A Systematic Comparison of Linear Regression- Based Statistical Methods to Assess Exposome-Health Associations

TitleA Systematic Comparison of Linear Regression- Based Statistical Methods to Assess Exposome-Health Associations
Publication TypeJournal Article
Year of Publication2016
AuthorsAgier L, Portengen L, Chadeau_Hyam M, Basagana X, Giorgis-Allemand L, Siroux V, Robinson O, Vlaanderen J, Gonzalez JR, Nieuwenhuijsen MJ, Vineis P, Vrijheid M, Slama R, Vermeulen R
Date Published2016 MAY 24
Abstract

Background: The exposome constitutes a promising framework to better understand the effect of environmental exposures on health by explicitly considering multiple testing and avoiding selective reporting. However, exposome studies are challenged by the simultaneous consideration
of many correlated exposures. 

Objectives: We compared the performances of linear regression-based statistical methods in assessing exposome-health associations.

Methods: In a simulation study, we generated 237 exposure covariates with a realistic correlation structure, and a health outcome linearly related to 0 to 25 of these covariates.

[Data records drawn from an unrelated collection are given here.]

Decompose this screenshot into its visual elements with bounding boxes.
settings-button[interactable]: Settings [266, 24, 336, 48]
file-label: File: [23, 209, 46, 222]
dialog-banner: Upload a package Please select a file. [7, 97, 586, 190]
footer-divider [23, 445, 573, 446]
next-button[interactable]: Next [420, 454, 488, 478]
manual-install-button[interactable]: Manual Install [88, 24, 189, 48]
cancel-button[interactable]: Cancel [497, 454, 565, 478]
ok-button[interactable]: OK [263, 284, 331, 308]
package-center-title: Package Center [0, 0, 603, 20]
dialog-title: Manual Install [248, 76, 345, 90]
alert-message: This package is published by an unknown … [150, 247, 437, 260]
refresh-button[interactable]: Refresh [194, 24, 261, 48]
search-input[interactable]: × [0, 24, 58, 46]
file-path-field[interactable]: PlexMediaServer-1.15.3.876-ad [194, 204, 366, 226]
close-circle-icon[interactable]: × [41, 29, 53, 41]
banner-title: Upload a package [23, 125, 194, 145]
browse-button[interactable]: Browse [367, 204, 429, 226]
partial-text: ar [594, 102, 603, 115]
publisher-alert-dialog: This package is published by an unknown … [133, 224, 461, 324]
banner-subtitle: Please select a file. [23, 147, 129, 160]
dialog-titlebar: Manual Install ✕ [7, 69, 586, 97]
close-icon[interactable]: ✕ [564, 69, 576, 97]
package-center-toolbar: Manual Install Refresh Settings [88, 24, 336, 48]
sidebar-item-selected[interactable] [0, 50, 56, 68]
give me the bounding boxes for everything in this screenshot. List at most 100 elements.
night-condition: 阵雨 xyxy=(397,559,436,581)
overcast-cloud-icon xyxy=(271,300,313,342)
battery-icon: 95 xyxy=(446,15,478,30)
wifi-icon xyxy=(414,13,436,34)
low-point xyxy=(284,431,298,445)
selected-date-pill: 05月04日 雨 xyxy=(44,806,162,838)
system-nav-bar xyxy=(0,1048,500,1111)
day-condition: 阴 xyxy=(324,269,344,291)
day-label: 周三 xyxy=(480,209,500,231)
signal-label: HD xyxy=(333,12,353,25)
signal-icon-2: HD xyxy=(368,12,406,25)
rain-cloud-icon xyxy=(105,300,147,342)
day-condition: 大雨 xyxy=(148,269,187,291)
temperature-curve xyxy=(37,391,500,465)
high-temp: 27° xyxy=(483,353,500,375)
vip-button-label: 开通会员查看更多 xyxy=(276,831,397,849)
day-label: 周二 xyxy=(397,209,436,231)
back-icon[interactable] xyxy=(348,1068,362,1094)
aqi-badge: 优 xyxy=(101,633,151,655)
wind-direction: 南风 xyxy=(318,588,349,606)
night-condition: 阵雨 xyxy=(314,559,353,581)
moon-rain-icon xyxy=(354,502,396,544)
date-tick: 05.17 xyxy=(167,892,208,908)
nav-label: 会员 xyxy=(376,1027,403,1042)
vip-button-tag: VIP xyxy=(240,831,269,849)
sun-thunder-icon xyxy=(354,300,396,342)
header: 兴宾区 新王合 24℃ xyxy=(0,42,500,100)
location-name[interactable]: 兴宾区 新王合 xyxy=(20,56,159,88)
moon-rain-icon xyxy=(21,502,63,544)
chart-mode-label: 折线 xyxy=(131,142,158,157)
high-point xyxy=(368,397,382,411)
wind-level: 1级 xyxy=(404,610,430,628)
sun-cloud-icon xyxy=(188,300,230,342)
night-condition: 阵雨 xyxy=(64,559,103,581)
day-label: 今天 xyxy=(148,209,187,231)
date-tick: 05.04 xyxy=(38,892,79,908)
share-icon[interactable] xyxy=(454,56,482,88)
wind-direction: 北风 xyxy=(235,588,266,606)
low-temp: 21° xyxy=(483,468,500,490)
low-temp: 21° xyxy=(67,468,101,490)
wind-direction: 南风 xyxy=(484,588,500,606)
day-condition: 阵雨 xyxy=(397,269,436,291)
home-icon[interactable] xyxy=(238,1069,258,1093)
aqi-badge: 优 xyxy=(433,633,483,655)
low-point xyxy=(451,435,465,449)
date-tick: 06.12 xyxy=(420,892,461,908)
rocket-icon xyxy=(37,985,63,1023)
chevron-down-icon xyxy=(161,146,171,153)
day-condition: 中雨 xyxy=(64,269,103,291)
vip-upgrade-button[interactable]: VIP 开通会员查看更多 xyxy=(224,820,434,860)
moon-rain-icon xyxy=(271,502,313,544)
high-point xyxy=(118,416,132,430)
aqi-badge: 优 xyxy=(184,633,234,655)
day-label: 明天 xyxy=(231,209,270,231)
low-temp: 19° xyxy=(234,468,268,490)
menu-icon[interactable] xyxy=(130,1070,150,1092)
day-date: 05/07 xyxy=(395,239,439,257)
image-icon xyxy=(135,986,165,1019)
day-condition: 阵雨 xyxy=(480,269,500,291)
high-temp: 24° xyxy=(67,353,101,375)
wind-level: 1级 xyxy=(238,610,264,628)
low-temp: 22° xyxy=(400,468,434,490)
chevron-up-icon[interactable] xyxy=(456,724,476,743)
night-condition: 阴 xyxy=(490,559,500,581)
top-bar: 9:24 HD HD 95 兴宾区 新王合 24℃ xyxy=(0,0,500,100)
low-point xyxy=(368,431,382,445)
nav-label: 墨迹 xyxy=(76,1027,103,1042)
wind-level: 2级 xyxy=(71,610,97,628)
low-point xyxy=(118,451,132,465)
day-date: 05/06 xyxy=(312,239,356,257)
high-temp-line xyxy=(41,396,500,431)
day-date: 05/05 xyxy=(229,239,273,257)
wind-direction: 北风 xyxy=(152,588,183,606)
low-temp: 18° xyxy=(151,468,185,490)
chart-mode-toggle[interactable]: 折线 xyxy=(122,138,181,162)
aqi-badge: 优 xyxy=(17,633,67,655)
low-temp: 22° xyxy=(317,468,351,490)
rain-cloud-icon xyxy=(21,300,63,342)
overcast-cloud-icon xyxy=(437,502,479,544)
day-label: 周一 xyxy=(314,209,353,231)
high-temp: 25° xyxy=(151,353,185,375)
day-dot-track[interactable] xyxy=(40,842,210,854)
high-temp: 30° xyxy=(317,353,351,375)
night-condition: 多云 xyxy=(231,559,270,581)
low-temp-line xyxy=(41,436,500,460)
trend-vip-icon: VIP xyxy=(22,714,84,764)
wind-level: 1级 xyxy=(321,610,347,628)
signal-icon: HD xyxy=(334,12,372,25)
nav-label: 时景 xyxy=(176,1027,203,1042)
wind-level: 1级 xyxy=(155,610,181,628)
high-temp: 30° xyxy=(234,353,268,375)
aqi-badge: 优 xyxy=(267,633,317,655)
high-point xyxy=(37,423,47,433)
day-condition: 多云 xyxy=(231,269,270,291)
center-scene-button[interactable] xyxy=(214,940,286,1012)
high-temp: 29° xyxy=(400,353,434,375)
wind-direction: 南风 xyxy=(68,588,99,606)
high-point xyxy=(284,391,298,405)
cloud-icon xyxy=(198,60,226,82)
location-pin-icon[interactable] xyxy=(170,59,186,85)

Statistical methods were compared primarily in terms of false discovery proportion (FDP) and sensitivity.

Results: On average over all simulation settings, the elastic net and sparse partial least-squares regression showed a sensitivity of 76% and a FDP of 44%; Graphical Unit Evolutionary Stochastic Search (GUESS) and the deletion/substitution/addition (DSA) algorithm a sensitivity of 80% and a FDP of 33%. The environment-wide association study (EWAS) underperformed
these methods in terms of FDP (average FDP, 86%), despite a higher sensitivity. Performances decreased considerably when assuming an exposome exposure matrix with high levels of correlation between covariates.

Conclusions: Correlation between exposures is a challenge for exposome research, and the statistical methods investigated in this study are limited in their ability to efficiently differentiate true predictors from correlated covariates in a realistic exposome context. While GUESS and DSA provided a marginally better balance between sensitivity and FDP, they did not outperform
the other multivariate methods across all scenarios and properties examined, and computational complexity and flexibility should also be considered when choosing between these methods.